The Shraga Segal Department of Microbiology and Immunology, Faculty of Health Sciences, Ben-Gurion University of the Negev, Beer Sheva, Israel.
Leuk Res. 2010 Jan;34(1):93-9. doi: 10.1016/j.leukres.2009.03.032. Epub 2009 Apr 29.
We demonstrate here that TPA activates HTLV-1 LTR expression in Jurkat and H9 T-cell lines, by strictly different mechanisms. In Jurkat cells this activation is exerted by a PKCalpha- and PKCvarepsilon-antagonized mechanism which operates through an Sp1 binding site residing within the Est responsive region 1 of the LTR. On the other hand, in H9 cells TPA activates the LTR by two consecutive mechanisms; the first depends on PKCeta activity and is exerted through the 21 bp repeats of the LTR, whereas the second is analogous to that observed in Jurkat cells, except that it is antagonized by PKCdelta.

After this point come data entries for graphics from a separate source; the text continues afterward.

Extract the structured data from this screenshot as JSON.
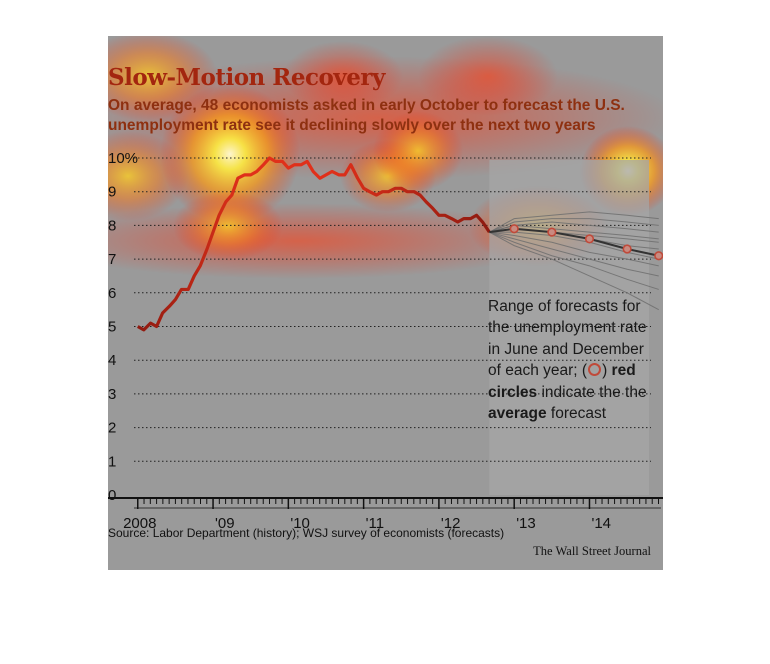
{
  "chart_data": {
    "type": "line",
    "title": "Slow-Motion Recovery",
    "subtitle": "On average, 48 economists asked in early October to forecast the U.S. unemployment rate see it declining slowly over the next two years",
    "ylim": [
      0,
      10
    ],
    "y_ticks": [
      "0",
      "1",
      "2",
      "3",
      "4",
      "5",
      "6",
      "7",
      "8",
      "9",
      "10%"
    ],
    "x_tick_labels": [
      {
        "label": "2008",
        "x": 2008.0
      },
      {
        "label": "'09",
        "x": 2009.0
      },
      {
        "label": "'10",
        "x": 2010.0
      },
      {
        "label": "'11",
        "x": 2011.0
      },
      {
        "label": "'12",
        "x": 2012.0
      },
      {
        "label": "'13",
        "x": 2013.0
      },
      {
        "label": "'14",
        "x": 2014.0
      }
    ],
    "xlim": [
      2007.95,
      2014.95
    ],
    "series": [
      {
        "name": "Unemployment rate (history)",
        "x": [
          2008.0,
          2008.08,
          2008.17,
          2008.25,
          2008.33,
          2008.42,
          2008.5,
          2008.58,
          2008.67,
          2008.75,
          2008.83,
          2008.92,
          2009.0,
          2009.08,
          2009.17,
          2009.25,
          2009.33,
          2009.42,
          2009.5,
          2009.58,
          2009.67,
          2009.75,
          2009.83,
          2009.92,
          2010.0,
          2010.08,
          2010.17,
          2010.25,
          2010.33,
          2010.42,
          2010.5,
          2010.58,
          2010.67,
          2010.75,
          2010.83,
          2010.92,
          2011.0,
          2011.08,
          2011.17,
          2011.25,
          2011.33,
          2011.42,
          2011.5,
          2011.58,
          2011.67,
          2011.75,
          2011.83,
          2011.92,
          2012.0,
          2012.08,
          2012.17,
          2012.25,
          2012.33,
          2012.42,
          2012.5,
          2012.58,
          2012.67
        ],
        "values": [
          5.0,
          4.9,
          5.1,
          5.0,
          5.4,
          5.6,
          5.8,
          6.1,
          6.1,
          6.5,
          6.8,
          7.3,
          7.8,
          8.3,
          8.7,
          8.9,
          9.4,
          9.5,
          9.5,
          9.6,
          9.8,
          10.0,
          9.9,
          9.9,
          9.7,
          9.8,
          9.8,
          9.9,
          9.6,
          9.4,
          9.5,
          9.6,
          9.5,
          9.5,
          9.8,
          9.4,
          9.1,
          9.0,
          8.9,
          9.0,
          9.0,
          9.1,
          9.1,
          9.0,
          9.0,
          8.9,
          8.7,
          8.5,
          8.3,
          8.3,
          8.2,
          8.1,
          8.2,
          8.2,
          8.3,
          8.1,
          7.8
        ]
      },
      {
        "name": "Average forecast (red circles)",
        "x": [
          2012.67,
          2013.0,
          2013.5,
          2014.0,
          2014.5,
          2014.92
        ],
        "values": [
          7.8,
          7.9,
          7.8,
          7.6,
          7.3,
          7.1
        ]
      }
    ],
    "forecast_range": {
      "x": [
        2013.0,
        2013.5,
        2014.0,
        2014.5,
        2014.92
      ],
      "individual_forecasts": [
        [
          8.2,
          8.3,
          8.4,
          8.3,
          8.2
        ],
        [
          8.1,
          8.2,
          8.2,
          8.1,
          8.0
        ],
        [
          8.0,
          8.1,
          8.0,
          7.9,
          7.8
        ],
        [
          8.0,
          7.9,
          7.8,
          7.7,
          7.6
        ],
        [
          7.9,
          7.8,
          7.7,
          7.6,
          7.5
        ],
        [
          7.9,
          7.8,
          7.6,
          7.4,
          7.3
        ],
        [
          7.8,
          7.7,
          7.5,
          7.2,
          7.0
        ],
        [
          7.7,
          7.5,
          7.2,
          7.0,
          6.8
        ],
        [
          7.6,
          7.3,
          7.0,
          6.7,
          6.5
        ],
        [
          7.5,
          7.1,
          6.8,
          6.4,
          6.1
        ],
        [
          7.4,
          7.0,
          6.5,
          6.0,
          5.5
        ]
      ]
    },
    "annotation": {
      "part1": "Range of forecasts for the unemployment rate in June and December of each year; (",
      "part2": ") ",
      "bold1": "red circles",
      "part3": " indicate the the ",
      "bold2": "average",
      "part4": " forecast"
    },
    "source": "Source: Labor Department (history); WSJ survey of economists (forecasts)",
    "publisher": "The Wall Street Journal"
  },
  "colors": {
    "panel": "#9a9a9a",
    "title": "#a3260f",
    "line_dark": "#8e1a10",
    "line_bright": "#e0301a",
    "forecast_band": "#a6a6a6",
    "forecast_lines": "#6e6e6e",
    "circle": "#c04a3a"
  }
}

我们在这里证明,TPA 通过严格不同的机制激活 Jurkat 和 H9 T 细胞系中的 HTLV-1 LTR 表达。在 Jurkat 细胞中,这种激活是通过一种 PKCalpha 和 PKCvarepsilon 拮抗的机制发挥作用的,该机制通过 LTR 的 Est 反应区 1 内的 Sp1 结合位点发挥作用。另一方面,在 H9 细胞中,TPA 通过两种连续的机制激活 LTR;第一种依赖于 PKCeta 活性,并通过 LTR 的 21 个碱基重复发挥作用,而第二种类似于在 Jurkat 细胞中观察到的机制,只是它被 PKCdelta 拮抗。